There is a previous implementation of kcptun which is written in Go.

Compared to that, kcptun-libev should be much more lightweight. The main executable is around 100KiB on most platforms* and it also have a much lower cpu/mem usage.

* Some required libraries are dynamically linked, see runtime dependencies below.

Security

kcptun-libev can optionally encrypt KCP packets with a password/preshared key. With encryption enabled, the integrity and privacy is guaranteed. It uses the libsodium implementation of chacha20poly1305-ietf, which is an AEAD method.
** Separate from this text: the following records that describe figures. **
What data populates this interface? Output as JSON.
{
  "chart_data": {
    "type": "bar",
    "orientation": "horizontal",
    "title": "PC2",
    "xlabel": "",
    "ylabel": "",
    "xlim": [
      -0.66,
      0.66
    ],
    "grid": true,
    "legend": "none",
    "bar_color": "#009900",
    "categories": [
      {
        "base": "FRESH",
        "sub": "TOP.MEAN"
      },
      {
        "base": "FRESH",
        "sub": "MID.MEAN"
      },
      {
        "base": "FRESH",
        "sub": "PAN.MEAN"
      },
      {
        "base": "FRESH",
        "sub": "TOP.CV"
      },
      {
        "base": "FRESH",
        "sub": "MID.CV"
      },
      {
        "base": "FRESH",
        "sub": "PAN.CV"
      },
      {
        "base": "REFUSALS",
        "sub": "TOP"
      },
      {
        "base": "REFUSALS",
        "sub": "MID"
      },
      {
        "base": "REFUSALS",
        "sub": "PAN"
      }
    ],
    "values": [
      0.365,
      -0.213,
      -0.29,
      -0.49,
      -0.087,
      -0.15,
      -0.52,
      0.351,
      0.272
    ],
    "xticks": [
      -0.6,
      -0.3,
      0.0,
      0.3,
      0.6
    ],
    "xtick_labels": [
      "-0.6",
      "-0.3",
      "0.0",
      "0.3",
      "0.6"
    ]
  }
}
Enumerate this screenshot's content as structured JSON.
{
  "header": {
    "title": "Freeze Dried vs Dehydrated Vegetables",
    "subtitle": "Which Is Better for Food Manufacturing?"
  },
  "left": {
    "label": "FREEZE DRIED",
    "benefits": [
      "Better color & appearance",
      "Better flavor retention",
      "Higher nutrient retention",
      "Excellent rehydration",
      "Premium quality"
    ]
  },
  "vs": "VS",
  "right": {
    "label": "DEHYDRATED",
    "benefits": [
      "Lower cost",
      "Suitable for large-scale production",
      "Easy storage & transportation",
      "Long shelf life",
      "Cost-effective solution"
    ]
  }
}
If the encryption is not enabled or not even compiled, no packet overhead is consumed.

In practice, I strongly suggest user to use "--genpsk" command-line argument to generate a strong random preshared key instead of using a simple password.

Compatibility

System

Theoretically all systems that support ISO C11.

Name Level Notes
Ubuntu developed
OpenWRT tested
Unix-like theoretical supported
Cygwin/MinGW theoretical supported

Protocol

kcptun-libev do NOT provide compatibility to any other KCP implements.

The major version number is the protocol version. Different protocol versions are not compatible.

Build

Dependencies

Name Kind Related Feature
libev required
libsodium optional Connection encrypting
# Debian & Ubuntu
sudo apt install -y libev-dev libsodium-dev

Build on UNIX-like systems

mkdir build && cd build
cmake -DCMAKE_BUILD_TYPE="Release" ..
make -j$(nproc --all)

See m.sh for more information about cross compiling support.

Runtime

Dependencies

# Debian & Ubuntu
sudo apt install -y libev4 libsodium23
# OpenWRT
opkg install libev libsodium

Usage

Create a config file and pass the file name. Just like:

./kcptun-libev -c server.json

See server.json/peer.json in the source repo for your reference.

Let's explain some fields in server.json/peer.json:

  • The client side "listen" TCP ports and send data to "udp_connect".
  • The server side receive data from "udp_bind" and forward the connections to "connect".
  • Set a password is strongly suggested when using in public networks.